一つ目の信号でジャグリングサークルに遭遇した、三つの目の信号を過ぎた歩道で、また路上ライブに遭遇した。20代前半と思しき若者が、雨に打たれながら中島みゆきの「糸」を唄っている。すぐ離れたところに商業施設の屋根があって、けっこうな観客がそこから見ていた。一人だけ、車椅子に乗った初老の男性が、若者の歌をすぐそばで雨に打たれながら聞いていた。左手には二本のドラムスティックを持ちながら身を揺らしていて、たまに車椅子にぶつかる音が、リズムを刻んでいるんだからいないんだかわからない。それを屋根の下から見ながらまた泣きそうになっていた。ワタシの感受性は馬鹿になっとるんやろな今日は、と思いながら車椅子の男性を改めて見ると、右手にポスターだか紙袋だかを持っていて、日本人ファースト、と書かれていた。
PARCOのなかのLUSHではシェービングコーナーが見当たらず、天神地下街のLUSHへ。動物実験反対、のイメージが強かったのだけれど、なるほど店に入るとオーガニック前面に押し出されていた。かといってそうとは思えないパキッたカラフルなバスボムたちにどういうことなんだと困惑する。無事シェービングクリームを見つけレジに持っていく。
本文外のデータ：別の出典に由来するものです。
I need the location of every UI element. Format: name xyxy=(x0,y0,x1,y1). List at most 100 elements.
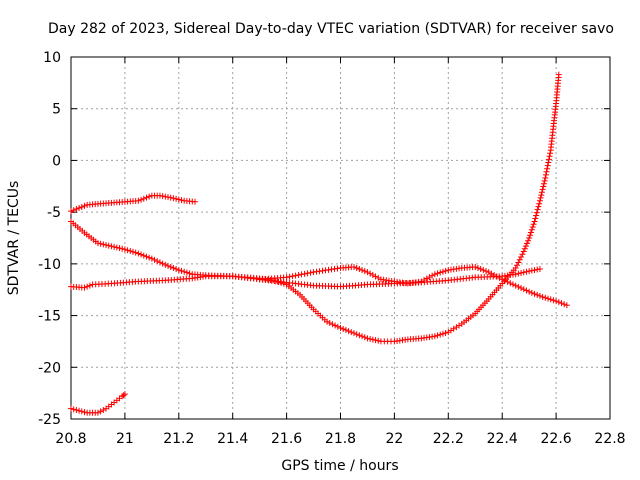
data-point xyxy=(545,159,552,166)
data-point xyxy=(162,193,169,200)
y-tick-label: -10 xyxy=(38,257,61,273)
data-point xyxy=(485,269,492,276)
series-lower-middle-band xyxy=(256,266,543,290)
data-point xyxy=(429,272,436,279)
x-tick-label: 20.8 xyxy=(55,431,86,447)
series-descending-wave xyxy=(68,71,562,345)
data-point xyxy=(307,269,314,276)
data-point xyxy=(167,194,174,201)
data-point xyxy=(146,254,153,261)
y-axis-label: SDTVAR / TECUs xyxy=(6,181,22,296)
data-point xyxy=(350,330,357,337)
data-point xyxy=(348,329,355,336)
data-point xyxy=(534,266,541,273)
data-point xyxy=(154,258,161,265)
data-point xyxy=(108,243,115,250)
data-point xyxy=(301,270,308,277)
data-point xyxy=(359,267,366,274)
data-point xyxy=(523,287,530,294)
data-point xyxy=(474,264,481,271)
data-point xyxy=(73,407,80,414)
data-point xyxy=(342,327,349,334)
data-point xyxy=(345,328,352,335)
data-point xyxy=(81,284,88,291)
data-point xyxy=(105,242,112,249)
data-point xyxy=(353,331,360,338)
data-point xyxy=(533,209,540,216)
data-point xyxy=(538,189,545,196)
y-tick-label: -20 xyxy=(38,360,61,376)
data-point xyxy=(350,263,357,270)
data-point xyxy=(113,244,120,251)
data-point xyxy=(558,300,565,307)
data-point xyxy=(375,337,382,344)
data-point xyxy=(124,247,131,254)
data-point xyxy=(289,273,296,280)
data-point xyxy=(135,197,142,204)
data-point xyxy=(522,243,529,250)
data-point xyxy=(129,248,136,255)
data-point xyxy=(326,320,333,327)
data-point xyxy=(97,408,104,415)
data-point xyxy=(369,336,376,343)
y-tick-label: -5 xyxy=(47,205,61,221)
data-point xyxy=(364,335,371,342)
data-point xyxy=(528,267,535,274)
x-tick-label: 22.6 xyxy=(541,431,572,447)
data-point xyxy=(173,195,180,202)
data-point xyxy=(181,268,188,275)
data-point xyxy=(127,248,134,255)
data-point xyxy=(138,251,145,258)
data-point xyxy=(135,250,142,257)
data-point xyxy=(140,195,147,202)
x-tick-label: 21 xyxy=(116,431,134,447)
data-point xyxy=(550,297,557,304)
data-point xyxy=(534,206,541,213)
data-point xyxy=(507,280,514,287)
data-point xyxy=(434,332,441,339)
data-point xyxy=(372,337,379,344)
data-point xyxy=(431,333,438,340)
data-point xyxy=(97,240,104,247)
data-point xyxy=(529,223,536,230)
data-point xyxy=(151,256,158,263)
data-point xyxy=(521,245,528,252)
data-point xyxy=(178,197,185,204)
data-point xyxy=(544,162,551,169)
data-point xyxy=(332,322,339,329)
data-point xyxy=(186,270,193,277)
data-point xyxy=(165,194,172,201)
x-tick-label: 22.4 xyxy=(487,431,518,447)
data-point xyxy=(70,406,77,413)
data-point xyxy=(518,269,525,276)
data-point xyxy=(512,264,519,271)
data-point xyxy=(561,301,568,308)
data-point xyxy=(148,255,155,262)
data-point xyxy=(516,256,523,263)
data-point xyxy=(100,407,107,414)
data-point xyxy=(533,212,540,219)
data-point xyxy=(542,175,549,182)
data-point xyxy=(527,232,534,239)
data-point xyxy=(146,193,153,200)
data-point xyxy=(542,171,549,178)
data-point xyxy=(537,194,544,201)
x-tick-label: 21.4 xyxy=(217,431,248,447)
data-point xyxy=(434,270,441,277)
x-axis-label: GPS time / hours xyxy=(281,458,398,474)
data-point xyxy=(140,252,147,259)
y-tick-label: 0 xyxy=(52,153,61,169)
data-point xyxy=(472,263,479,270)
data-point xyxy=(143,194,150,201)
data-point xyxy=(73,206,80,213)
data-point xyxy=(539,186,546,193)
data-point xyxy=(356,266,363,273)
data-point xyxy=(439,330,446,337)
axis-ticks: 20.8 21 21.2 21.4 21.6 21.8 22 22.2 22.4 22.6 22.8… xyxy=(38,50,625,447)
data-point xyxy=(156,192,163,199)
data-point xyxy=(520,286,527,293)
data-point xyxy=(531,267,538,274)
data-point xyxy=(361,268,368,275)
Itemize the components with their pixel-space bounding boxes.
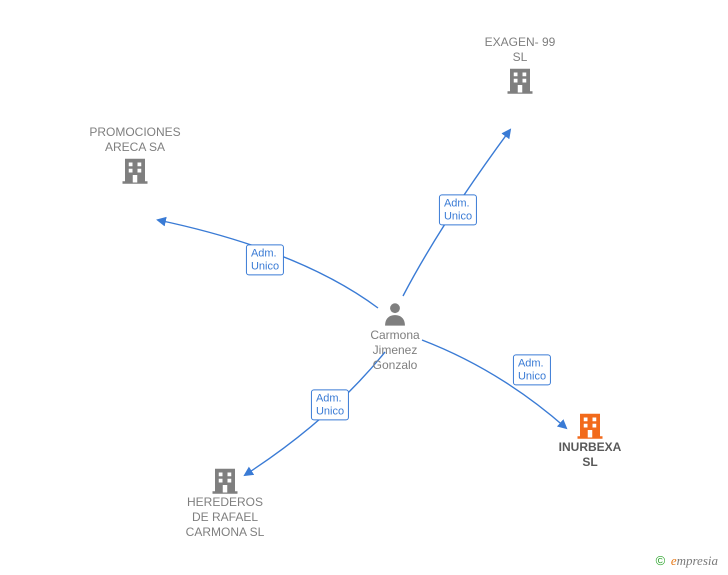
node-promociones[interactable]: PROMOCIONES ARECA SA	[70, 125, 200, 185]
building-icon	[505, 65, 535, 95]
edge-label: Adm. Unico	[439, 194, 477, 225]
building-icon-wrap	[70, 155, 200, 185]
copyright-symbol: ©	[656, 553, 666, 568]
person-icon	[381, 300, 409, 328]
building-icon-wrap	[160, 465, 290, 495]
edge-label: Adm. Unico	[513, 354, 551, 385]
building-icon	[210, 465, 240, 495]
diagram-canvas: © empresia Adm. Unico Adm. Unico Adm. Unic…	[0, 0, 728, 575]
edge-label: Adm. Unico	[311, 389, 349, 420]
brand-rest: mpresia	[677, 553, 718, 568]
edges-layer	[0, 0, 728, 575]
building-icon	[120, 155, 150, 185]
company-label: PROMOCIONES ARECA SA	[70, 125, 200, 155]
node-inurbexa[interactable]: INURBEXA SL	[525, 410, 655, 470]
edge-label: Adm. Unico	[246, 244, 284, 275]
company-label: INURBEXA SL	[525, 440, 655, 470]
node-herederos[interactable]: HEREDEROS DE RAFAEL CARMONA SL	[160, 465, 290, 540]
center-person-node[interactable]: Carmona Jimenez Gonzalo	[345, 300, 445, 373]
building-icon-wrap	[525, 410, 655, 440]
footer-attribution: © empresia	[656, 553, 718, 569]
person-icon-wrap	[345, 300, 445, 328]
building-icon	[575, 410, 605, 440]
building-icon-wrap	[455, 65, 585, 95]
node-exagen[interactable]: EXAGEN- 99 SL	[455, 35, 585, 95]
company-label: EXAGEN- 99 SL	[455, 35, 585, 65]
company-label: HEREDEROS DE RAFAEL CARMONA SL	[160, 495, 290, 540]
center-person-label: Carmona Jimenez Gonzalo	[345, 328, 445, 373]
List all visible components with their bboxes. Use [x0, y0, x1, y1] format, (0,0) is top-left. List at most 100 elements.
レジ横の黒い壁に、LUSHの信念?が書かれていて、会計のあいだそれを読んでいた。
私たちは、キャンドルを灯しながらお風呂でくつろぎ、シャワーを誰かと一緒に浴びたり、マッサージをしたり、心地よい香りで世界をいっぱいにすることと同時に、たとえ失敗して全てを失ったとしても、再びやり直す権利があると信じています。
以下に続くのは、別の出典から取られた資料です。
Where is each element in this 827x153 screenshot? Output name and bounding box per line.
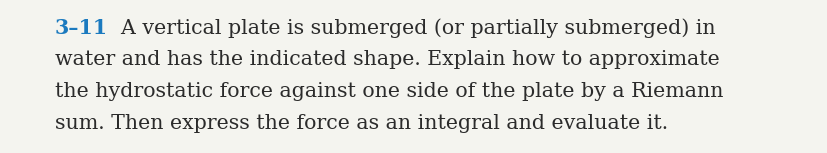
- Text: 3–11: 3–11: [55, 18, 108, 38]
- Text: A vertical plate is submerged (or partially submerged) in: A vertical plate is submerged (or partia…: [108, 18, 715, 38]
- Text: sum. Then express the force as an integral and evaluate it.: sum. Then express the force as an integr…: [55, 114, 668, 133]
- Text: the hydrostatic force against one side of the plate by a Riemann: the hydrostatic force against one side o…: [55, 82, 724, 101]
- Text: water and has the indicated shape. Explain how to approximate: water and has the indicated shape. Expla…: [55, 50, 719, 69]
前半に、は?(特にシャワーを一緒に浴びたり、に対して。そんなことある? いやあるか)と思いつつ、後半の「たとえ失敗して全てを失ったとしても、再びやり直す権利があると信じています」を読んでまた泣きそうになってしまった。疲れているんだと思う。店をあとにしながらウィンドウを見ると、陳列されたボディスプレーが目に飛び込んできた。よくみるとSEX BOMBという名前だった。